Haiti — the poorest country in the Americas — suffers from a history of chronic instability and is still struggling to recover from a devastating 2010 earthquake that killed more than 250,000 people and crippled the nation’s infrastructure.
“Although there have been incidents in some polling centers, these problems have generally been corrected,” Elena Valenciano, head of the European Union’s observation mission told AFP.
Noting the day’s low turnout, the European Parliament said that “we must make an appeal to Haitians to exercise their right to vote, which is their voice to determine the future they want for their country once and for all.”
‘They came, yelled’
At one polling center in downtown Port-au-Prince, where many voters were forced to wait more than an hour before they could even enter the stations, unidentified assailants ransacked the venue.
“They came, yelled that the elections had been manipulated by the government,” said Dieunel, a station worker who only gave one name, adding that the vandals threw bottles and stones.
Police and officials from Haiti’s provisional electoral council arrived to find the schoolyard polling station littered with ballot shreds, which many residents collected as souvenirs.
Frantz Lerebours, spokesman for Haiti’s national police, said that 26 voting centers had to close their doors across the country due to disturbances.
Polls opened at 6:00 a.m. local time, and were due to close at 4:00 p.m. Results were not expected immediately.
Voters beyond the capital were also forced to endure lengthy delays before stations opened, as personnel were late posting candidate lists and setting up ballot boxes.
The spokesman for Haiti’s provisional electoral council, Richardson Dumel, told AFP he was not anticipating major repercussions from the slow start, and expected delays would be “made up over the course of the day.”
‘Stealing the election’
Postponed by a crisis between Haiti’s executive power and opposition, the elections will determine all members of the Chamber of Deputies and two-thirds of its Senate.
Parliament was dissolved on January 13, 2015 after lawmakers’ terms were not extended, and legislative chambers have remained empty for months.
More than 1,800 candidates from a dizzying 128 registered parties are vying for 139 posts in the two houses.
Some lower house seats, particularly in Port-au-Prince, have as many as 30 candidates in the fray.
After voters, poll officials and international observers are crammed into polling stations, little room is left for candidates’ representatives, who were promised a space in hopes of stemming ballot fraud.
The provisional electoral council has asked the numerous representatives to draw lots so that only five are simultaneously present, creating a source of friction.
“They do not let us come in,” one woman yelled in Port-au-Prince, accusing polling authorities of choosing other parties’ representatives to allow in.
“It’s not acceptable, they want to steal the election.”
Meanwhile young people who gathered outside Martelly’s voting station shouted insults and slogans at the president as he arrived and departed in his motorcade.
‘Climate of terror’
Ahead of the election, campaigning was marred by partisan violence.
In a report last Wednesday, the National Human Rights Defense Network described a “climate of terror.”
It recorded nine armed clashes, five murders, two attempted murders, seven people wounded by guns, two stabbings, 17 injured from stones “and 10 cases of beatings.”
On Saturday, police arrested some 20 people in central Haiti for possession of illegal arms.
More than 7,000 police have been deployed across the country on polling day, supported by 2,500 UN police and 2,370 peacekeepers from the UN stabilization mission in Haiti, MINUSTAH.
Turnout is not expected to top 15 percent, according to pre-election surveys.
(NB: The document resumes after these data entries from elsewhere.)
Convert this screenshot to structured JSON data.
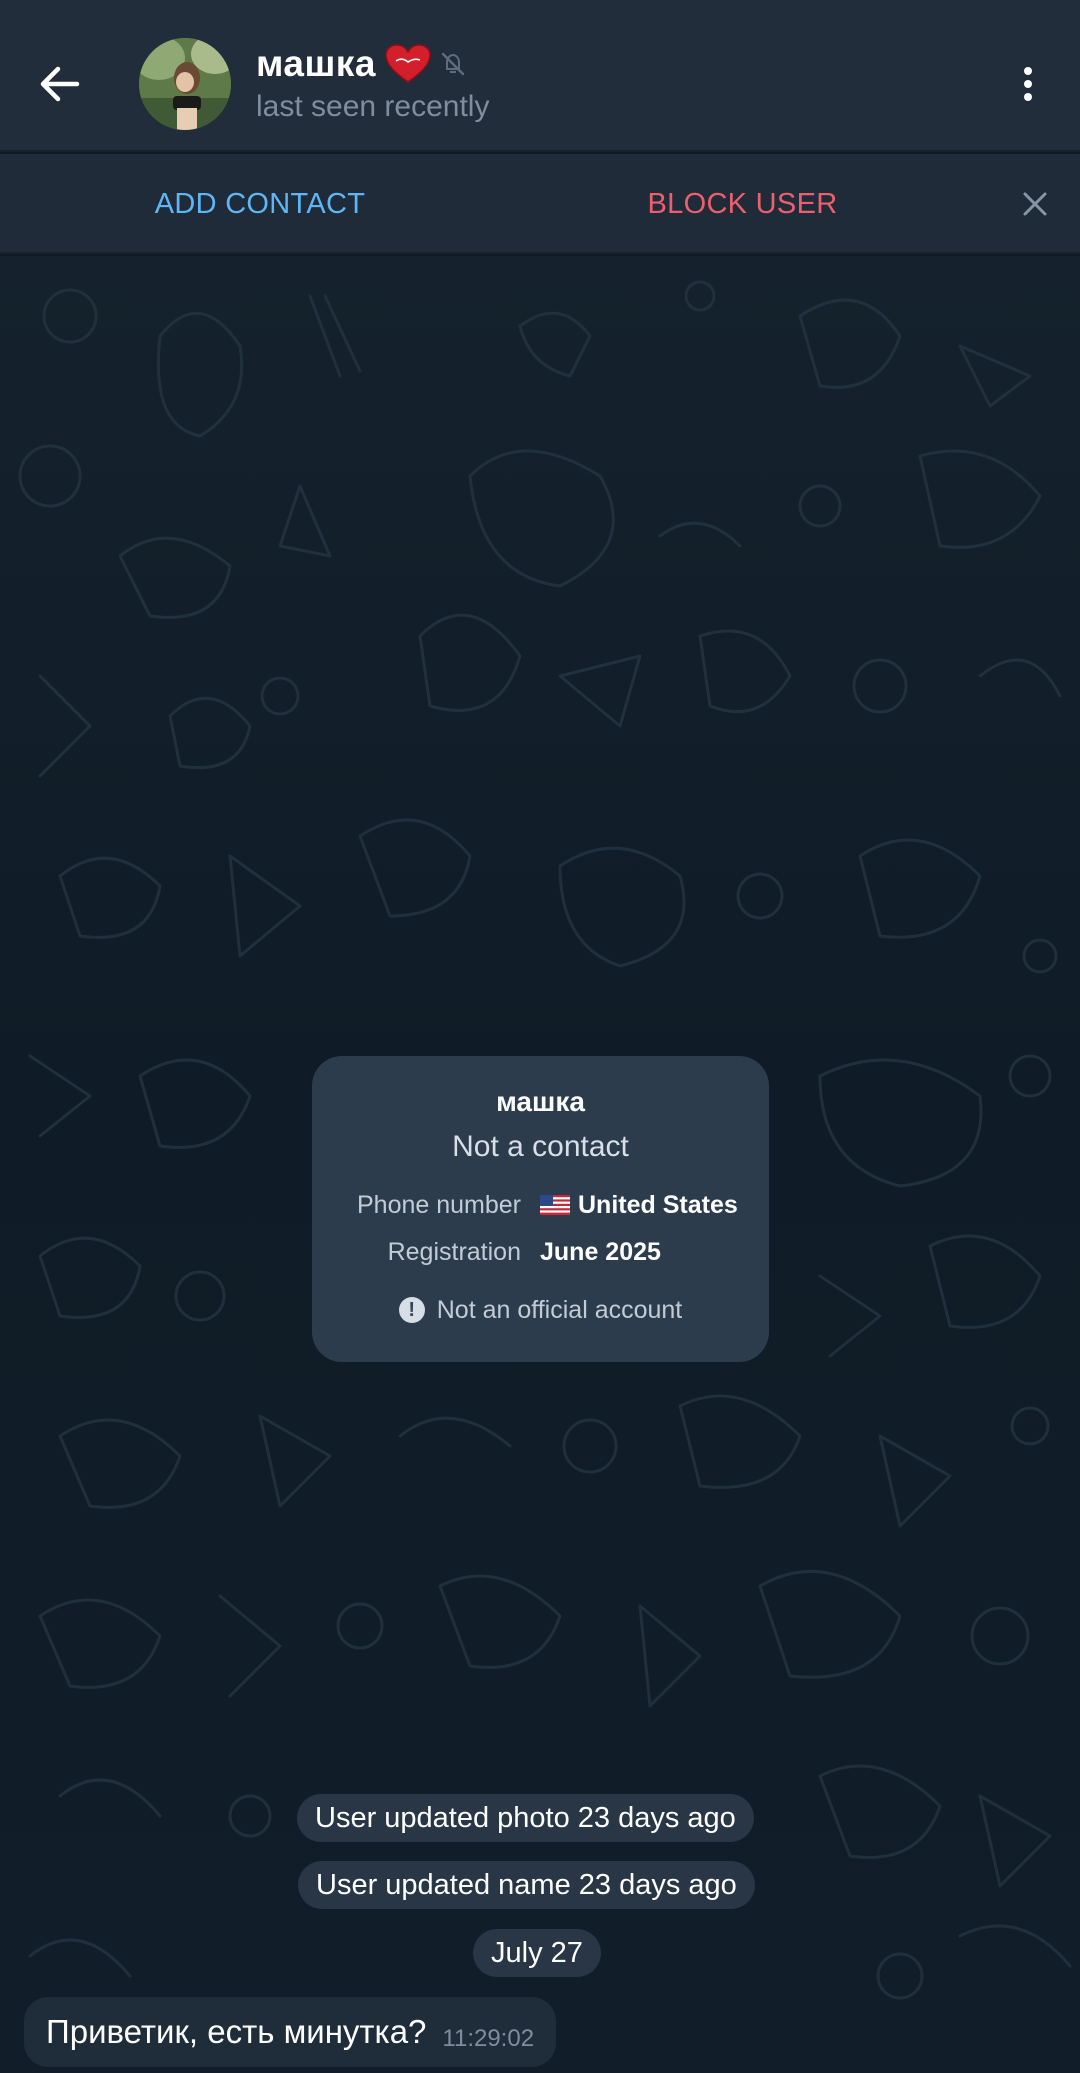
{
  "header": {
    "name": "машка",
    "status": "last seen recently",
    "icons": [
      "arrow-left-icon",
      "heart-emoji-icon",
      "muted-icon",
      "more-vertical-icon"
    ]
  },
  "action_bar": {
    "add_contact": "ADD CONTACT",
    "block_user": "BLOCK USER"
  },
  "info_card": {
    "name": "машка",
    "subtitle": "Not a contact",
    "phone_label": "Phone number",
    "phone_value": "United States",
    "registration_label": "Registration",
    "registration_value": "June 2025",
    "warning": "Not an official account"
  },
  "service_messages": {
    "photo_update": "User updated photo 23 days ago",
    "name_update": "User updated name 23 days ago",
    "date": "July 27"
  },
  "message": {
    "text": "Приветик, есть минутка?",
    "time": "11:29:02"
  },
  "colors": {
    "header_bg": "#212d3b",
    "accent_blue": "#5fb6f4",
    "danger_red": "#ec5f6c",
    "chat_bg": "#0f1b26"
  }
}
In the second round of the 2011 presidential elections, it was less than 25 percent.
A total of 5.8 million people are registered to vote out of a population of around 10.3 million.
Sunday, which is only the first of three polling days before the end of the year, left Martelly and other top politicians pleading for calm.
Between now and then, Haiti will elect nearly all of its political representatives: deputies, senators, mayors, local officials and a president.
If all goes according to schedule, lawmakers will take office on January 11, 2016 and Martelly will hand over power to his successor on February 7, 2016.